Sur les 423 patients évalués qui avaient été inclus dans 15 études de phase 1 en monothérapie avec un épimédicament, 43,6 % avaient un cancer hématologique, 23,1 % un lymphome non hodgkinien et 33,3 % une tumeur solide autre. L'âge médian des participants était de 65 ans et 62 % étaient de sexe masculin. Leur traitement a duré en moyenne 119 jours et 335 effets secondaires ont pu être analysés sur les 1 980 cycles enregistrés.

Un nombre non négligeable (35 % répartis plus ou moins équitablement en grade 1-2 et grade 3-4) de ces effets secondaires a été enregistré au cours du premier cycle, les autres ayant été enregistrés ensuite. La plupart de ces effets secondaires étaient d'ordre hématologique (58 %). Le risque de toxicité de grade 3-4 était de 15 % au cours du premier cycle et de 11 % ensuite pour les patients hématologiques, de 29 % et 24 % respectivement pour les patients avec lymphome non hodgkinien et de 12 % et 18 % respectivement pour les patients avec tumeur solide autre.
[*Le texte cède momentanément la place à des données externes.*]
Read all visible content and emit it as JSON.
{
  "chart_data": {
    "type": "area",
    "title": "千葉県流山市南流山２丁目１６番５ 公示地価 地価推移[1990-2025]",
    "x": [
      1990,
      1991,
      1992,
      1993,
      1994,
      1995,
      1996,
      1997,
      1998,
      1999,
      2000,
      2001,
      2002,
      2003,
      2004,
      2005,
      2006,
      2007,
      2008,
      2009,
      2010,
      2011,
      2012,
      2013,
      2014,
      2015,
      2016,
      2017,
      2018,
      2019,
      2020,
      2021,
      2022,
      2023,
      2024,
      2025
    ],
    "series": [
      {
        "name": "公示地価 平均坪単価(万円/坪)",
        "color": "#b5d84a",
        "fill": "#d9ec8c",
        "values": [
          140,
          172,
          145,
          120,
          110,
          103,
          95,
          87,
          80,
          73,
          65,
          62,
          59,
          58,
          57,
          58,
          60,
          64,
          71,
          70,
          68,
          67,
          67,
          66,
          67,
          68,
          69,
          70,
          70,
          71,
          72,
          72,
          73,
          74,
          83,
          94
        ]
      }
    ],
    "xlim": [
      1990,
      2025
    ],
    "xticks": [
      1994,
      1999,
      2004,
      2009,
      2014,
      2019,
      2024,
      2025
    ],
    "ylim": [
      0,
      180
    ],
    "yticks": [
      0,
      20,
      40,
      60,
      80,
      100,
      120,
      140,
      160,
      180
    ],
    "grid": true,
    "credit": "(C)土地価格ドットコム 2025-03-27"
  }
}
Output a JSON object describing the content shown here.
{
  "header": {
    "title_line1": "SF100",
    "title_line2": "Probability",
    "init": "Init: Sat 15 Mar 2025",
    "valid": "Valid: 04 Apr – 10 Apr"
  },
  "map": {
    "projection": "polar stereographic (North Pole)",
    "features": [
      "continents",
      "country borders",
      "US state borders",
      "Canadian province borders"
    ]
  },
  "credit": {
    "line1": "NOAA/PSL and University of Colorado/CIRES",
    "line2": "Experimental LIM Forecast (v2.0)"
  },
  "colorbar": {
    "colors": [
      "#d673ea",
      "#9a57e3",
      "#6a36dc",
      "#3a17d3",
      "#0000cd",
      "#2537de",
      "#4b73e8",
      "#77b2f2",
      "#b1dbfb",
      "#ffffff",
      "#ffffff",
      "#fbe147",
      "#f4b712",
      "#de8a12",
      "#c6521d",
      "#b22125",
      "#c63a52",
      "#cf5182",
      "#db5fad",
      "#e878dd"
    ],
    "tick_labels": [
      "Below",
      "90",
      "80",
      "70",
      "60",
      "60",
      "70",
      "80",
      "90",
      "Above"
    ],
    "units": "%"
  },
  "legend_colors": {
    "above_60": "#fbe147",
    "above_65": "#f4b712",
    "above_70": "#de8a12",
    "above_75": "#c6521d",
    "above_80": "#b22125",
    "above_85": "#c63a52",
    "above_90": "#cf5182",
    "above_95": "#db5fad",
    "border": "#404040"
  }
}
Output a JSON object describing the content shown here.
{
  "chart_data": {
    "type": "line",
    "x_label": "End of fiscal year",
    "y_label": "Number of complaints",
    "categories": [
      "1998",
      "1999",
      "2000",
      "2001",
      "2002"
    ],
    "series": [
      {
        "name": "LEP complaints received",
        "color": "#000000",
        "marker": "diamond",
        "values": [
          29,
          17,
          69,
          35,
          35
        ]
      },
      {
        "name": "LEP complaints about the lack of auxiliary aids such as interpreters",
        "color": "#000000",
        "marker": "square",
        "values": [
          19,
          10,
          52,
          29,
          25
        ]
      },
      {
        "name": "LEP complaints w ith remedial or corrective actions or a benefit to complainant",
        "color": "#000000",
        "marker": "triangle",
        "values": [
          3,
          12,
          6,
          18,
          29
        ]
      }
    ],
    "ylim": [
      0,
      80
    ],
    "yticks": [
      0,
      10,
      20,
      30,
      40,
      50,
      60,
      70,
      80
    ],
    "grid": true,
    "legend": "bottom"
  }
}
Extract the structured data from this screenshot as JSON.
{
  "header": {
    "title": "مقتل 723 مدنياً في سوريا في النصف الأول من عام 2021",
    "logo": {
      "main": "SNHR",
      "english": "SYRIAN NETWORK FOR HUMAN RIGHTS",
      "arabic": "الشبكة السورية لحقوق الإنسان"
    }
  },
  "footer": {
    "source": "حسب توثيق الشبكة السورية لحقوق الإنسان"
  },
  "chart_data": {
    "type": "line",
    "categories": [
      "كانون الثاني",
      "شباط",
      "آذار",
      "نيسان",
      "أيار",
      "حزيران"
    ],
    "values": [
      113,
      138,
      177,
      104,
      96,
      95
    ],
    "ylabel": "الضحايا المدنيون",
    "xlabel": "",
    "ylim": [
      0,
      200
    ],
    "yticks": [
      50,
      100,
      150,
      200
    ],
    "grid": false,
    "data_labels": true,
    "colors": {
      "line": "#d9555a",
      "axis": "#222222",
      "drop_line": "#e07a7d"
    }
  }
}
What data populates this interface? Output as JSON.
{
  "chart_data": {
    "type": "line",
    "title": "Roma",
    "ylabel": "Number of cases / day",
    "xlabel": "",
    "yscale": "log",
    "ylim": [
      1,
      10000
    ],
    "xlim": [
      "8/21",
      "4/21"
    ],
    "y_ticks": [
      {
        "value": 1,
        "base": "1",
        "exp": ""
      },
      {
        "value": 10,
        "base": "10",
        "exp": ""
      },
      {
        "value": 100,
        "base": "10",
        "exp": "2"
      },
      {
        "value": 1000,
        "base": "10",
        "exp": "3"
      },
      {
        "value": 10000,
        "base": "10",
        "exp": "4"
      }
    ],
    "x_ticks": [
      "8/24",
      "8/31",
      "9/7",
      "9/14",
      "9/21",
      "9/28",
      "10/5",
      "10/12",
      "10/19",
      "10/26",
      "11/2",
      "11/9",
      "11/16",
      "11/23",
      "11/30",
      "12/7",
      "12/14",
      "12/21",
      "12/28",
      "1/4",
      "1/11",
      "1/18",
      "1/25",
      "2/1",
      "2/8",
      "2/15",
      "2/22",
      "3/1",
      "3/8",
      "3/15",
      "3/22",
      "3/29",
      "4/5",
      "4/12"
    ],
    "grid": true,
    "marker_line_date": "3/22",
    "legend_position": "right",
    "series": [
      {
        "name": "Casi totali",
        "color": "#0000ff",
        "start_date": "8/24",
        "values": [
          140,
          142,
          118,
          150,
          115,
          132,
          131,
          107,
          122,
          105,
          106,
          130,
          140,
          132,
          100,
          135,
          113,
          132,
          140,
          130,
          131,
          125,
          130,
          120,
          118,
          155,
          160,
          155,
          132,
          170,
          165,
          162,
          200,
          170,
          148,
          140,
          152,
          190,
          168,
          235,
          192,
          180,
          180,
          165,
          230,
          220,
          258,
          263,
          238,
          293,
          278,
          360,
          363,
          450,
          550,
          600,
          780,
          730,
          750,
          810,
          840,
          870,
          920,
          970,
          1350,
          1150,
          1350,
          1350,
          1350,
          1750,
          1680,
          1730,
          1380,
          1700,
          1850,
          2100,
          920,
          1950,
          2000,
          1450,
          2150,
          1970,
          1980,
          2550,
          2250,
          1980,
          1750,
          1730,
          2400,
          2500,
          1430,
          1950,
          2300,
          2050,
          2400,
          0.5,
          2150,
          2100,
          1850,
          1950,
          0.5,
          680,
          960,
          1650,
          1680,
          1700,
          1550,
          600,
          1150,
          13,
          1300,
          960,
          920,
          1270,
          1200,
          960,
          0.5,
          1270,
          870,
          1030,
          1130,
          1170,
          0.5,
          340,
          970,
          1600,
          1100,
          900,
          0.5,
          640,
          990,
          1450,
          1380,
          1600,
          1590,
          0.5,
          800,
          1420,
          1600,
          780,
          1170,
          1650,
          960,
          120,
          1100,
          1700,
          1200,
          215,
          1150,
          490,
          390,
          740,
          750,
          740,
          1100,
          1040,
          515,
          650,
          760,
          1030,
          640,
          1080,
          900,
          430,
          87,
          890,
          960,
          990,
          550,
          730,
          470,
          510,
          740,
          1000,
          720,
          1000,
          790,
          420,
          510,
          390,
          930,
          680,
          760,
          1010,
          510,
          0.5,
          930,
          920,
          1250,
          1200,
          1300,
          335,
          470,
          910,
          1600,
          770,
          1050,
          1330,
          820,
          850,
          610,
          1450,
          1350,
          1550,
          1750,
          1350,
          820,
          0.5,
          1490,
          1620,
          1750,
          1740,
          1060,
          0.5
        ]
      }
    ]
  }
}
La dose limite tolérable a été atteinte chez 4 % des patients. Une réduction de dose a été proposée chez 15 % après une durée médiane de traitement de 21 jours. Un arrêt temporaire pour toxicité a été effectué chez 21 % des participants et un arrêt définitif chez 9 %. Ces arrêts se produisaient la plupart du temps au cours du premier cycle (87 %).

Ces données indiquent selon les auteurs que, comme pour les autres traitements ciblés, il faudra adapter la dose et établir une prise en charge des effets secondaires en fonction de la tumeur.